Matcha Raspberry Chia Pot

4 Hr

Charred Zucchini  LoadingAdd to Favourites list

Green List 2 servings

Nutrition

110 Kcal
8g Fat
9g Carbs
6g Net Carbs
7g Sugars
4g Protein

Charred Zucchini is a versatile and quick-to-make addition to your meals, perfect for any time of the day. Whether you top it on an omelet, slice it into a refreshing salad, or serve it alongside your favorite dish, this simple vegetable packs a punch in terms of flavor and health benefits.

Zucchini is rich in potassium, an essential electrolyte that helps maintain a healthy fluid balance in the body. Potassium is vital for heart function, muscle contractions, and overall hydration. Additionally, the phytonutrients found in zucchini promote bowel regularity, making it a great choice for digestive health and to support healthy gut function.

Zucchini is also a powerhouse when it comes to reducing cholesterol, lowering the risk of heart attacks, and improving metabolic balance. Its low-calorie content and high water content make it an ideal vegetable for those following a healthy, anti-inflammatory diet, such as the Eat Burn Sleep lifestyle.

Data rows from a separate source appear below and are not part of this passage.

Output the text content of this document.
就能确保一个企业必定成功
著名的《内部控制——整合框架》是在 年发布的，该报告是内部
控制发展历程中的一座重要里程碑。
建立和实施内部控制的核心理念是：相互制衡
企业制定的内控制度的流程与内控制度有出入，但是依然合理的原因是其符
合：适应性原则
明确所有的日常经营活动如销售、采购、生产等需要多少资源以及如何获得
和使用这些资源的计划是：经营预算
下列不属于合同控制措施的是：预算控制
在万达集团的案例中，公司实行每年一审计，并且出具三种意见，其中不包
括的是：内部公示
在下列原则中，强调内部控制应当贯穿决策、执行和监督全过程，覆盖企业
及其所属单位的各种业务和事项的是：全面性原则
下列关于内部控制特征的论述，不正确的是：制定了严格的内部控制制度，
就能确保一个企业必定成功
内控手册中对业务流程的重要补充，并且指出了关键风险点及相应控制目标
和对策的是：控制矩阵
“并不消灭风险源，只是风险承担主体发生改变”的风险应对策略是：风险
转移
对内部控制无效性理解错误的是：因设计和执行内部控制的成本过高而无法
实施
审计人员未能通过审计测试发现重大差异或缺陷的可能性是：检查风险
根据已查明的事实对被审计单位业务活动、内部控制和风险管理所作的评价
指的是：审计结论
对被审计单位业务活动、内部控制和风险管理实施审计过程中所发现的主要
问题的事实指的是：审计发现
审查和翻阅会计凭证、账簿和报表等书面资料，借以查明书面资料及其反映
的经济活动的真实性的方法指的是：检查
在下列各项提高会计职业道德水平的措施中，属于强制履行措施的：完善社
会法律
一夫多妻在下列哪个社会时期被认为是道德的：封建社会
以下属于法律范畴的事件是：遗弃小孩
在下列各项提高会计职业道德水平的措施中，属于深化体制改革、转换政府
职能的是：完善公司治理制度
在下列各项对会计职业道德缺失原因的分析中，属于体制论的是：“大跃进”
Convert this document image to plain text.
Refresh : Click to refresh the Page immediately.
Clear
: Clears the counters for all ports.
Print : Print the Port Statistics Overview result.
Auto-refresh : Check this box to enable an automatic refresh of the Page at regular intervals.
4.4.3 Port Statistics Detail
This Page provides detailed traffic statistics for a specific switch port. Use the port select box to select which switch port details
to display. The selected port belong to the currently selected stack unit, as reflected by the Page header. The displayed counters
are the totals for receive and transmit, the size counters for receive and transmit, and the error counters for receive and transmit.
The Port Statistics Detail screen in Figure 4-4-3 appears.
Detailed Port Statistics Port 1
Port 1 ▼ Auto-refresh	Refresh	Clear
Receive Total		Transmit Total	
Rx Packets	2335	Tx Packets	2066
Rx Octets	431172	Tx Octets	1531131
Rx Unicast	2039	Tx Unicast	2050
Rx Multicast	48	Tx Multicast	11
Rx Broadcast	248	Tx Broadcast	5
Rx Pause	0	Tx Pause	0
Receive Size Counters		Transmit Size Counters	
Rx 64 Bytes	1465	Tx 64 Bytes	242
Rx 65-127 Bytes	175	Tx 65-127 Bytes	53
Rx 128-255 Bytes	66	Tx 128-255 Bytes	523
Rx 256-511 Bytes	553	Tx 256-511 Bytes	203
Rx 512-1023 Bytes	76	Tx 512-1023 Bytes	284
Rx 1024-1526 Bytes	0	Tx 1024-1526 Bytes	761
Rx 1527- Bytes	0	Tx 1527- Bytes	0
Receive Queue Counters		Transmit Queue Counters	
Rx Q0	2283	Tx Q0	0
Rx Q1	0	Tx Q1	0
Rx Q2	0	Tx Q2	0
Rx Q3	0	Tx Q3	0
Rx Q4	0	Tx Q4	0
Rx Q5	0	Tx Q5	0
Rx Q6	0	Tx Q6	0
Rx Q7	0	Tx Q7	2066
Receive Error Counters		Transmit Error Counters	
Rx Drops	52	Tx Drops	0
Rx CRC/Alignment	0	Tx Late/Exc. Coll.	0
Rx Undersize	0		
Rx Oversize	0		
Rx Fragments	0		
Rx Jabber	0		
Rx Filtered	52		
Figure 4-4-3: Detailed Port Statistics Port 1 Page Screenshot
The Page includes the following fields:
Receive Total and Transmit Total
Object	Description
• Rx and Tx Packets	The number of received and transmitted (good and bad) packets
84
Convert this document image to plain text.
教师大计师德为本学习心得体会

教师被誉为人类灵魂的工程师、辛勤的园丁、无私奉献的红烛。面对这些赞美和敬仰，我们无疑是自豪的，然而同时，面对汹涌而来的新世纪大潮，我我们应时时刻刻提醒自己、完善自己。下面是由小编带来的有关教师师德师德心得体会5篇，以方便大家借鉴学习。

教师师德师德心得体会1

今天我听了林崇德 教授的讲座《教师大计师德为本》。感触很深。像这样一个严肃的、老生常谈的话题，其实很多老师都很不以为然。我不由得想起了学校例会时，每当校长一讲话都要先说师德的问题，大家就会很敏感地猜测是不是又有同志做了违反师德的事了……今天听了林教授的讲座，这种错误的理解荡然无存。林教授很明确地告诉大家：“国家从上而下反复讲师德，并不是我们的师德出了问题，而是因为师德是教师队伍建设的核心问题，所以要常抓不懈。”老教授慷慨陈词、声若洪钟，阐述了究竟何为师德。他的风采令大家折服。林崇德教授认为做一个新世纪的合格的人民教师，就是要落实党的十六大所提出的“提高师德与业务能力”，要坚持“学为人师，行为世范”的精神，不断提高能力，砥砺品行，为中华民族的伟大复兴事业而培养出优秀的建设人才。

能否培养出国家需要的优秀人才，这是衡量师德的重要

Not only is charred zucchini full of nutrients, but it is also incredibly easy to prepare. Simply slice it, char it on the grill or in a pan, and enjoy its smoky flavor that perfectly complements other anti-inflammatory dishes. It’s a fast and delicious way to increase your vegetable intake without spending much time in the kitchen.

This healthy, nutrient-dense vegetable is ideal for anyone looking to eat mindfully, support their digestive health, and enhance their overall wellness with minimal effort. Charred zucchini makes it easy to add more goodness to your meals, all while keeping it simple, nutritious, and flavorful.

Ingredients

  • 3 medium-sized zucchini
  • 1/2 tsp of sea salt
  • A crunch of black pepper
  • 1 tbsp of olive oil

Directions

  1. Preheat your oven (fan oven) on the grill/broiler mode. Cut the zucchini lengthwise and place in a baking dish. Sprinkle with sea salt, a scrunch of black pepper, and drizzle the olive oil.

  2. Place under the grill for 10 minutes or until it darkens. Take out of the oven and serve immediately as a side dish.

Storage Tips

This dish can be prepared in advance. It keeps in the fridge for up to 2 days.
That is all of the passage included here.